El centro/periferia. Un concepto que resuena como un eco en las teorías del imperialismo, de la dependencia, de los sistemas-mundo. El corazón de este sistema es claro: paz, Estado fuerte, bienestar en el centro; guerra, Estado débil, pobreza e inestabilidad en la periferia. La transferencia de plusvalía, esa joya del marxismo sigue siendo el motor. Los recursos fluyen desde la periferia, pero no de manera equitativa, sino que alimentan al centro, engordando los bolsillos de unos pocos mientras la periferia sangra. Es el mundo que tenemos y que, lamentablemente, parece estar diseñado para perpetuarse.

Parece un guion perfecto de una tragedia griega. El centro acumula todo: capital, conocimiento, poder militar, capacidad política, mientras que la periferia, ese eterno otro, se consume en su propio fuego. Y si alguna vez alguien pensó que esto se iba a nivelar con la globalización o el desarrollo, lamento decir que lo que realmente hemos presenciado es una profundización de estas dinámicas. Las distancias no se han acortado; se han agigantado.
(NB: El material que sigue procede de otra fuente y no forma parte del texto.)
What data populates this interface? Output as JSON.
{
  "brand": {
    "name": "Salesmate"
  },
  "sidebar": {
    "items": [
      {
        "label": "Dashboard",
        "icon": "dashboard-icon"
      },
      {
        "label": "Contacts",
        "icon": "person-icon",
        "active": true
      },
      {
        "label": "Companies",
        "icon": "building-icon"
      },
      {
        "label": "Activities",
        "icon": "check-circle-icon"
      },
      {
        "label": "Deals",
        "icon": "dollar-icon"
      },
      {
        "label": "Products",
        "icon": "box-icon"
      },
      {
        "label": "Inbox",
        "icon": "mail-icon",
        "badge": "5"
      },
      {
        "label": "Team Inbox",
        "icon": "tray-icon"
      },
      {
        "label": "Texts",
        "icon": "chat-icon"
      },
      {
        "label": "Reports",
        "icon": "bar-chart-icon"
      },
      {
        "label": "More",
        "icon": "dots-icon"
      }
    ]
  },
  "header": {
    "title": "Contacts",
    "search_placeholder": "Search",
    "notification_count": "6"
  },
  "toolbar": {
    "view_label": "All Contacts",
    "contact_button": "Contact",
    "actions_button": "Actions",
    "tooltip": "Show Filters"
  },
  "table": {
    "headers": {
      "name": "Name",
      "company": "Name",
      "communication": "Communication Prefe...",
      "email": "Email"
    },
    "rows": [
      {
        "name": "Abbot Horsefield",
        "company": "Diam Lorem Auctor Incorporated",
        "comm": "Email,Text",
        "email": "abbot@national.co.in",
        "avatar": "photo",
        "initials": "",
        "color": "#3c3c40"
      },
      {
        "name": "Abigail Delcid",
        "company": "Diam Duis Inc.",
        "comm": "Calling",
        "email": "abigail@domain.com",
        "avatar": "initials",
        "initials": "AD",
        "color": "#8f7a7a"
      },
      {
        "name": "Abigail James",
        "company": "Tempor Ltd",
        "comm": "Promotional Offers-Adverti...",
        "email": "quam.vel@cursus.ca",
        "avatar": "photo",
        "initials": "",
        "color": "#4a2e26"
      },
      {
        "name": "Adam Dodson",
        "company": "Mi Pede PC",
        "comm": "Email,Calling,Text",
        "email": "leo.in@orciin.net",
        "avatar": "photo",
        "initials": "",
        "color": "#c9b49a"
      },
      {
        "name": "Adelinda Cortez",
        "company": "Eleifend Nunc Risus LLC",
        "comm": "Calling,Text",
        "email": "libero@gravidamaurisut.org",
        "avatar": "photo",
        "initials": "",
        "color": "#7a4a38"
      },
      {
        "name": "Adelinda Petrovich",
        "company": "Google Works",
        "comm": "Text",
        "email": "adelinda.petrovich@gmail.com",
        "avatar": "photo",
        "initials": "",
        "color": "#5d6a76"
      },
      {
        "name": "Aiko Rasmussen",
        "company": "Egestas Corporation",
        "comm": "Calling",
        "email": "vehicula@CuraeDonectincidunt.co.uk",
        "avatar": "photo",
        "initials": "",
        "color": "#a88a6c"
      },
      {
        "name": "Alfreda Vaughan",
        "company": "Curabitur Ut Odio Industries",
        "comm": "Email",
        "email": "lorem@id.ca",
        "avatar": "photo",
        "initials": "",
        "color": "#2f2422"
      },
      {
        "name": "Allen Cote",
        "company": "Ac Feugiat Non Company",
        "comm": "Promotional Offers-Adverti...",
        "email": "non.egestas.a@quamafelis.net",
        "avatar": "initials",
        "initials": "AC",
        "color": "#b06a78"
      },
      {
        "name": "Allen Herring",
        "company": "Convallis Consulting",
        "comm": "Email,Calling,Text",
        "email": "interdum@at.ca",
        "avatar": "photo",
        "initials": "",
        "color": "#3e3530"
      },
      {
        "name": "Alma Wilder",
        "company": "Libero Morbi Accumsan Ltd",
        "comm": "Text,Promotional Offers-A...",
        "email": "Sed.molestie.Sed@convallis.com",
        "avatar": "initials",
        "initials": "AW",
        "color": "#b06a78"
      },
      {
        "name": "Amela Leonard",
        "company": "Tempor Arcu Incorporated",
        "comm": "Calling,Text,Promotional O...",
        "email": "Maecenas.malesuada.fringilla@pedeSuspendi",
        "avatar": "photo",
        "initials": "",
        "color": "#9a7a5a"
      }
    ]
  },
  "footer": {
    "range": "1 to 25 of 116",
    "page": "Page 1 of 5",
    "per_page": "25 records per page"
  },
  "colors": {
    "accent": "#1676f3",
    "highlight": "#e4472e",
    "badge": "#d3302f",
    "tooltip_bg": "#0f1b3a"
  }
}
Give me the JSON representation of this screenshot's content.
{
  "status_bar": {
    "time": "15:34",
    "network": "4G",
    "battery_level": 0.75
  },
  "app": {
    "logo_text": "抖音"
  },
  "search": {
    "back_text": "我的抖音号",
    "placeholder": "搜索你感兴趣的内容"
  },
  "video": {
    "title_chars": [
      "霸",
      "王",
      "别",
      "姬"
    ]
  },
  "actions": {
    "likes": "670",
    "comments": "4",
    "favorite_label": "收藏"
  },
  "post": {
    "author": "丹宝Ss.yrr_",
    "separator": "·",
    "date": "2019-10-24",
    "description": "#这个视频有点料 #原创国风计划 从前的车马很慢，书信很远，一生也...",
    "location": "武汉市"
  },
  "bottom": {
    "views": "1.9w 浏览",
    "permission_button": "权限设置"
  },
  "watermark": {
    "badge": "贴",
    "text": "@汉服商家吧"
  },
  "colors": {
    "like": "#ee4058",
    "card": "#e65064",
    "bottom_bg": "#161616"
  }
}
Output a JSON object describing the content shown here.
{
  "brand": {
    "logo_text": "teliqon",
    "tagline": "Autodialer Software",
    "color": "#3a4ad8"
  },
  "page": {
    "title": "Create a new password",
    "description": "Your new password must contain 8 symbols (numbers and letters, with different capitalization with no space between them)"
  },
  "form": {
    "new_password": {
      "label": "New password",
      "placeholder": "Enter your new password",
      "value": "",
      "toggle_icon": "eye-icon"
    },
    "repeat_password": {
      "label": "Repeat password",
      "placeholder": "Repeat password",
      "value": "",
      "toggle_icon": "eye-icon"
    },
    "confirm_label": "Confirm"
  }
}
Tomemos el ejemplo del calentamiento global, un problema que ilustra a la perfección esta lógica de centro/periferia. Históricamente, el centro —los países desarrollados, los que arrancaron la carrera industrial siglos antes— es el responsable de la mayor parte de las emisiones de carbono que hoy en día están llevando al planeta al borde del colapso climático. Fueron ellos los que quemaron carbón sin freno, los que vertieron toneladas de CO2 a la atmósfera, todo en nombre del progreso, del crecimiento, de la acumulación de capital. Y ahora, mientras los océanos suben, los glaciares se derriten y las sequías destrozan campos enteros, es la periferia la que sufre las peores consecuencias. Las islas del Pacífico están desapareciendo, África enfrenta sequías apocalípticas, América Latina ve cómo sus bosques se queman y sus cultivos se marchitan. Y, paradójicamente, son los países de la periferia los que tienen que asumir la carga de mitigar y adaptarse al cambio climático, mientras el centro sigue cómodamente sentado en sus altos niveles de bienestar.




Es la vieja historia de siempre. Los países del centro dicen “Oh, estamos muy preocupados por el cambio climático”, mientras firman acuerdos que los comprometen a reducir emisiones… en algún futuro lejano, cuando ya sea demasiado tarde. Y claro, le dicen a los países periféricos: “Ustedes también tienen que hacer su parte”, sin reconocer que ellos ya han hecho suficiente daño como para justificar un descanso. La periferia paga, una vez más, por los errores del centro.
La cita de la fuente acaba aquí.